Bet 7) Mental health support is the new normal. Over the past few years, employers have offered enhanced benefits to support their employees, such as extended parental leave. Gartner research revealed that 45% of the welfare budget increases were allocated to mental and emotional well-being programs even before the pandemic. The Covid-19 outbreak has brought welfare to the forefront, as employers are more aware than ever of the impact of mental health on the workplace by employees and the association.


At the end of March, 68% of organizations launched at least one new healthcare aid to assist employees during the pandemic. In 2021, employers will go further by stigmatizing mental health by expanding mental health benefits, creating days to shut down the entire company to offer a "collective mental health day" to raise awareness of this critical issue across the workforce.


Bet 8) Employers will search for talent "on hire" to fill the skills gap. The number of skills employers are looking for has increased significantly - analysis shows that companies listed about 33% more job postings in 2020 than in 2017. As a result, organizations cannot reuse the capabilities of their current workforce quickly enough.


Some companies will stop trying to develop skills for an uncertain future and instead hire and pay a premium for those skills when the need arises. Instead, other companies will expand and contract their conditional use with organizations to recruit or develop their partnerships to "hire" employees for a short period to meet the skill needs they face.

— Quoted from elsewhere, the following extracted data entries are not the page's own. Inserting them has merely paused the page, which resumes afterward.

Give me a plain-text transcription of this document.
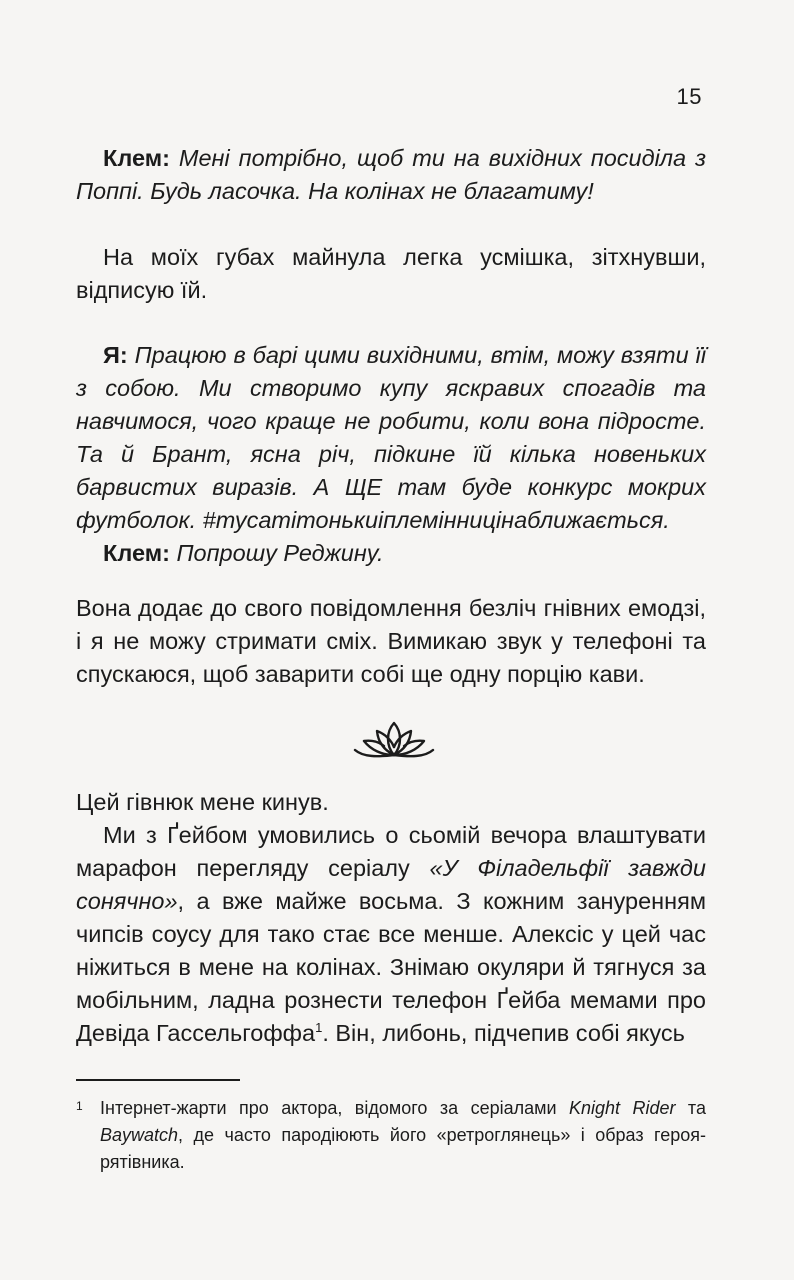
15

Клем: Мені потрібно, щоб ти на вихідних посиділа з Поппі. Будь ласочка. На колінах не благатиму!

На моїх губах майнула легка усмішка, зітхнувши, відписую їй.

Я: Працюю в барі цими вихідними, втім, можу взяти її з собою. Ми створимо купу яскравих спогадів та навчимося, чого краще не робити, коли вона підросте. Та й Брант, ясна річ, підкине їй кілька новеньких барвистих виразів. А ЩЕ там буде конкурс мокрих футболок. #тусатітонькиіплемінницінаближається.

Клем: Попрошу Реджину.

Вона додає до свого повідомлення безліч гнівних емодзі, і я не можу стримати сміх. Вимикаю звук у телефоні та спускаюся, щоб заварити собі ще одну порцію кави.

Цей гівнюк мене кинув.

Ми з Ґейбом умовились о сьомій вечора влаштувати марафон перегляду серіалу «У Філадельфії завжди сонячно», а вже майже восьма. З кожним зануренням чипсів соусу для тако стає все менше. Алексіс у цей час ніжиться в мене на колінах. Знімаю окуляри й тягнуся за мобільним, ладна рознести телефон Ґейба мемами про Девіда Гассельгоффа$^1$. Він, либонь, підчепив собі якусь

1 Інтернет-жарти про актора, відомого за серіалами Knight Rider та Baywatch, де часто пародіюють його «ретроглянець» і образ героя-рятівника.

Bet 9) States will compete to attract individual talent rather than trying to relocate companies. States and cities have historically provided incentives to enable companies to move into their jurisdiction. The belief is that if you can encourage companies to come, they will bring business with them. The new era of remote and hybrid work will develop this strategy where employees' lives will be less dependent on their employer's location than ever before.

Given this deterioration of the company's location and employee position, US states and cities will begin to use tax policies to create incentives for individuals to move into their jurisdiction, rather than just granting tax credits to large corporations to relocate. We see new programs in cities like Topeka, KS, and Tulsa, OK, bidding remote workers up to $15,000 to move there. These jurisdictions will compete for individual employees and their jobs, not just for the employer.


While 2020 is the most turbulent year in modern history, it would be mistaken to think that the setbacks are over. Instead, as we move into 2021 and beyond, the rate of cuts will potentially accelerate as the effects of 2020 will continue over the next few years.